When to use this form

This form helps you screen health risks before work, events, appointments, or facility entry. Use it for employees returning to the office, patients checking in, visitors to clinics, or participants in classes and camps. It captures symptoms, recent exposure, and key medical details so you can decide on entry, extra precautions, or follow-up care. If you collect lab evidence, you can route results with the COVID-19 Test result reporting form. When exposure needs tracking, pair responses with the Contact tracing form to notify close contacts faster. The result is a clear record that supports safety decisions, protects staff and guests, and keeps your policy consistent.

Must Ask Health Declaration Questions

  1. Do you currently have any symptoms such as fever, cough, shortness of breath, or loss of taste or smell?

    This identifies immediate risk and helps you decide on on-site care, masking, or deferral. Clear symptom lists reduce guesswork, so respondents give consistent, comparable answers.

  2. Have you tested positive for COVID-19 in the past 10 days, or are you awaiting results?

    This determines whether isolation or remote service is required. If positive results must be documented, pair with the COVID 19 positive diagnosis form.

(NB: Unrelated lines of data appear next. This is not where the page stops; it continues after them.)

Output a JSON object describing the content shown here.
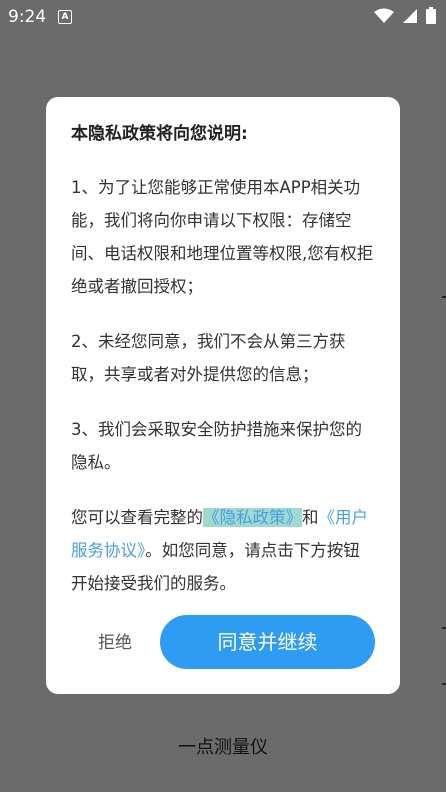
{
  "status": {
    "time": "9:24",
    "notification_icon": "a-badge-icon",
    "icons": [
      "wifi-icon",
      "signal-icon",
      "battery-icon"
    ]
  },
  "dialog": {
    "title": "本隐私政策将向您说明:",
    "p1": "1、为了让您能够正常使用本APP相关功能，我们将向你申请以下权限：存储空间、电话权限和地理位置等权限,您有权拒绝或者撤回授权；",
    "p2": "2、未经您同意，我们不会从第三方获取，共享或者对外提供您的信息；",
    "p3": "3、我们会采取安全防护措施来保护您的隐私。",
    "p4_prefix": "您可以查看完整的",
    "privacy_link": "《隐私政策》",
    "p4_and": "和",
    "service_link": "《用户服务协议》",
    "p4_suffix": "。如您同意，请点击下方按钮开始接受我们的服务。",
    "reject_label": "拒绝",
    "agree_label": "同意并继续"
  },
  "background": {
    "app_name": "一点测量仪"
  },
  "colors": {
    "overlay": "#6b6b6b",
    "accent": "#2d9cf2",
    "link": "#4a9fe6",
    "link_highlight": "#9fd9cf"
  }
}
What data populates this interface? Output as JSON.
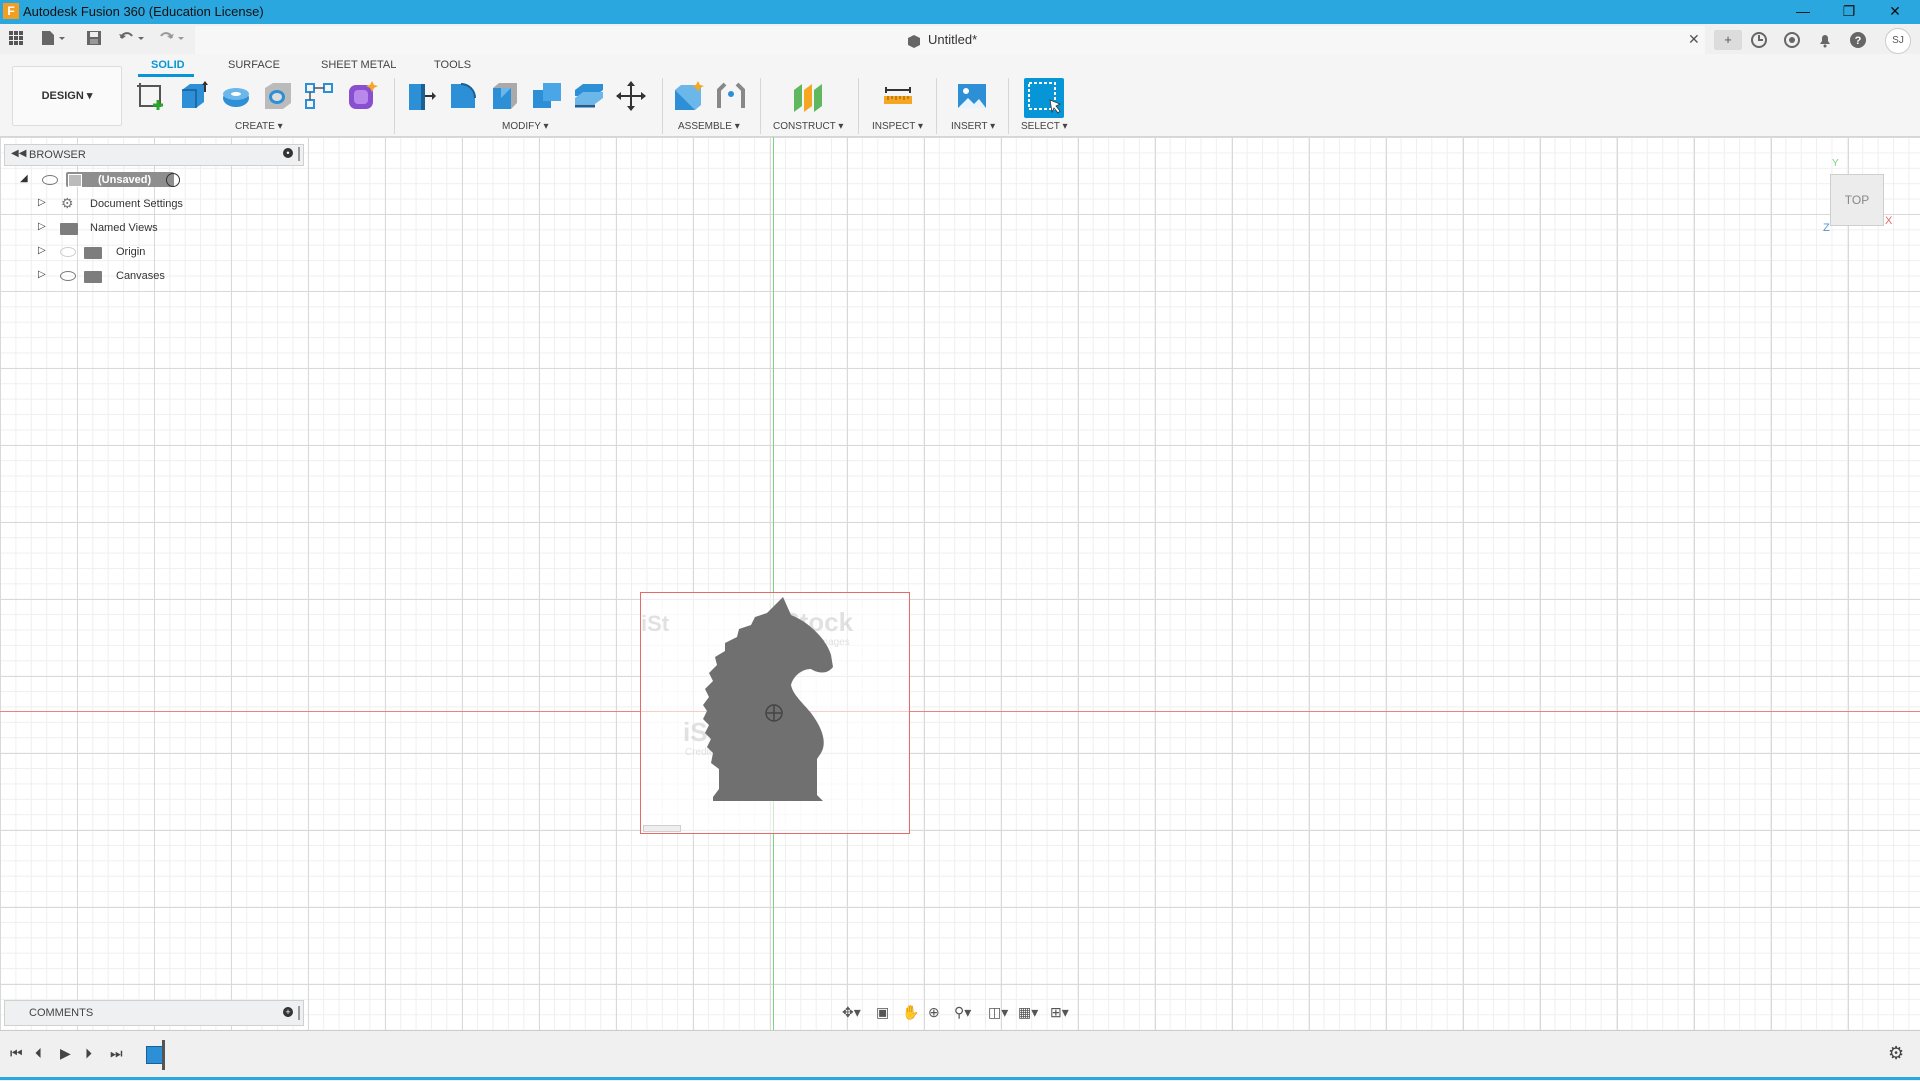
{
  "window": {
    "title": "Autodesk Fusion 360 (Education License)",
    "app_icon": "F",
    "minimize_icon": "minimize-icon",
    "restore_icon": "restore-icon",
    "close_icon": "close-icon"
  },
  "document": {
    "title": "Untitled*"
  },
  "quick_access": {
    "icons": [
      "grid-icon",
      "file-icon",
      "save-icon",
      "undo-icon",
      "redo-icon"
    ]
  },
  "right_icons": [
    "new-tab-icon",
    "extensions-icon",
    "job-status-icon",
    "notifications-icon",
    "help-icon"
  ],
  "user": {
    "initials": "SJ"
  },
  "workspace": {
    "label": "DESIGN"
  },
  "tabs": [
    "SOLID",
    "SURFACE",
    "SHEET METAL",
    "TOOLS"
  ],
  "groups": {
    "create": "CREATE",
    "modify": "MODIFY",
    "assemble": "ASSEMBLE",
    "construct": "CONSTRUCT",
    "inspect": "INSPECT",
    "insert": "INSERT",
    "select": "SELECT"
  },
  "browser": {
    "header": "BROWSER",
    "root": "(Unsaved)",
    "items": [
      {
        "label": "Document Settings",
        "icon": "gear-icon"
      },
      {
        "label": "Named Views",
        "icon": "folder-icon"
      },
      {
        "label": "Origin",
        "icon": "folder-icon"
      },
      {
        "label": "Canvases",
        "icon": "folder-icon"
      }
    ]
  },
  "comments": {
    "header": "COMMENTS"
  },
  "viewcube": {
    "face": "TOP",
    "axis_x": "X",
    "axis_y": "Y",
    "axis_z": "Z"
  },
  "canvas": {
    "image": "chess-knight-silhouette",
    "watermarks": [
      "iStock",
      "by Getty Images",
      "iStock",
      "Credit: Getty Images",
      "iSt"
    ]
  },
  "timeline": {
    "buttons": [
      "go-to-start-icon",
      "step-back-icon",
      "play-icon",
      "step-forward-icon",
      "go-to-end-icon"
    ]
  },
  "colors": {
    "titlebar": "#2ba7e0",
    "accent": "#0696d7",
    "x_axis": "#f08080",
    "y_axis": "#7fd37f"
  }
}
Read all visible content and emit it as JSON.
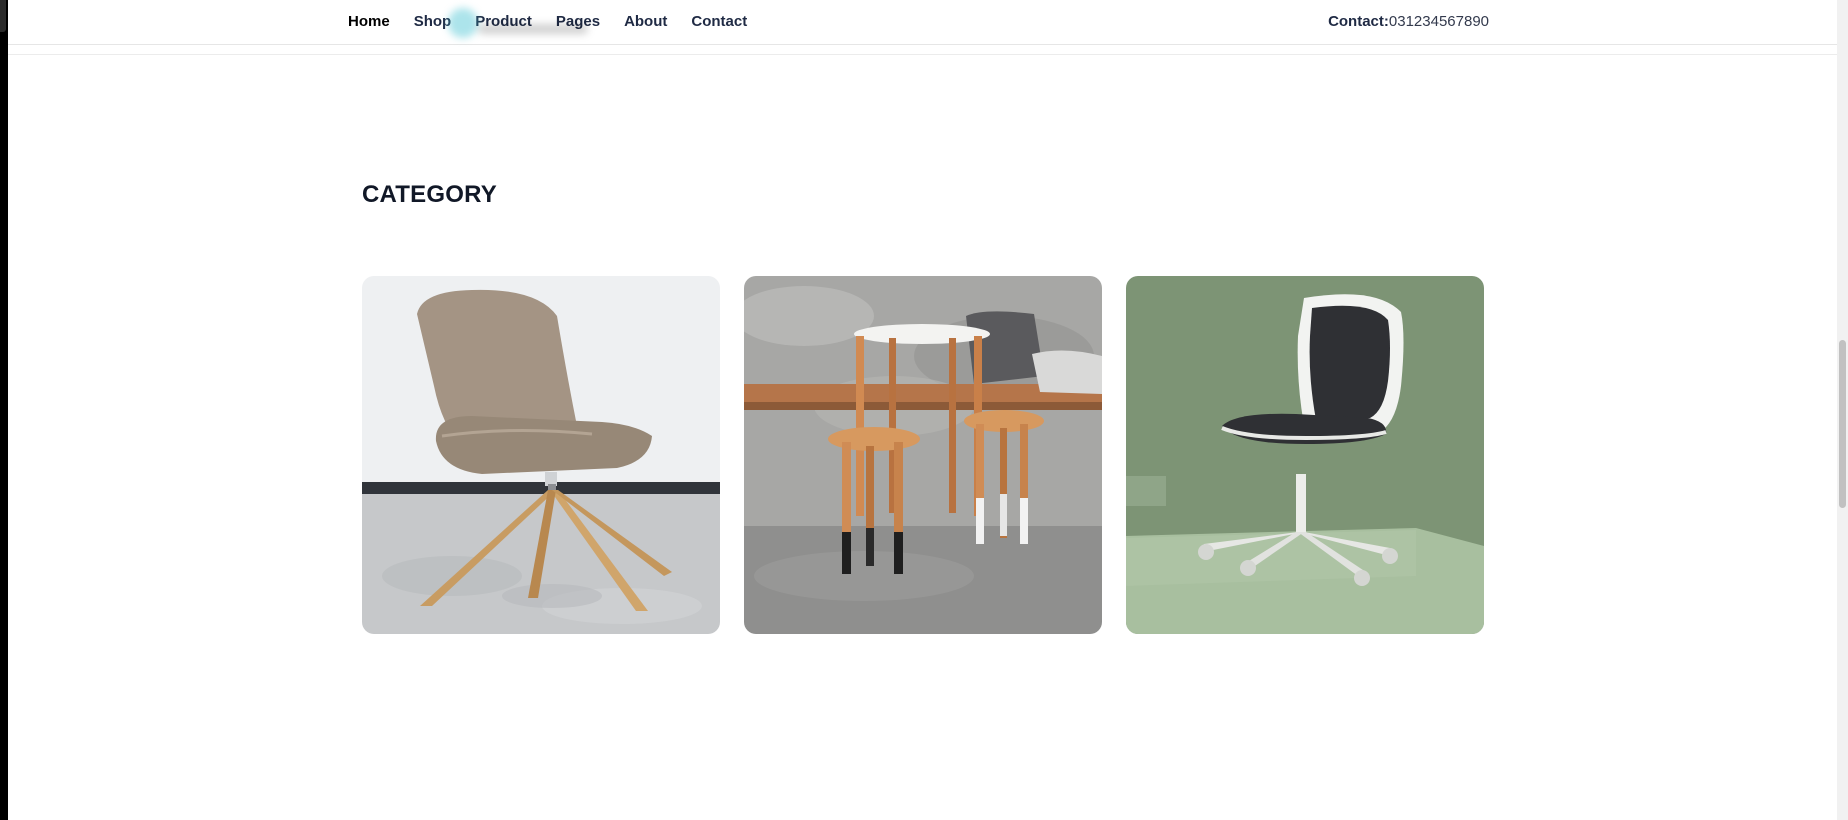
{
  "nav": {
    "items": [
      {
        "label": "Home",
        "active": true
      },
      {
        "label": "Shop",
        "active": false
      },
      {
        "label": "Product",
        "active": false
      },
      {
        "label": "Pages",
        "active": false
      },
      {
        "label": "About",
        "active": false
      },
      {
        "label": "Contact",
        "active": false
      }
    ]
  },
  "header": {
    "contact_label": "Contact:",
    "contact_phone": "031234567890"
  },
  "category": {
    "title": "CATEGORY",
    "cards": [
      {
        "image": "beige-lounge-chair-photo",
        "background": "#eef0f2"
      },
      {
        "image": "wooden-stools-and-table-photo",
        "background": "#a7a7a5"
      },
      {
        "image": "white-office-chair-photo",
        "background": "#7d9475"
      }
    ]
  },
  "colors": {
    "text_dark": "#111827",
    "nav_text": "#1f2a44"
  }
}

  3. Have you had close contact with a confirmed infectious case in the past 14 days?

    This assesses exposure risk even without symptoms. It supports follow-up monitoring and protects others who share the space.

  4. Do you have any chronic conditions, allergies, or medications we should consider today?

    These details guide safe accommodations, dosing, and activity limits. They also prevent contraindications, such as offering alternatives if someone has a severe allergy.

  5. Do you consent to share this information with your designated provider or employer if needed?

    Consent lets you share only what is necessary to coordinate care or workplace safety. For verified record movement, use the Transfer of medical records form.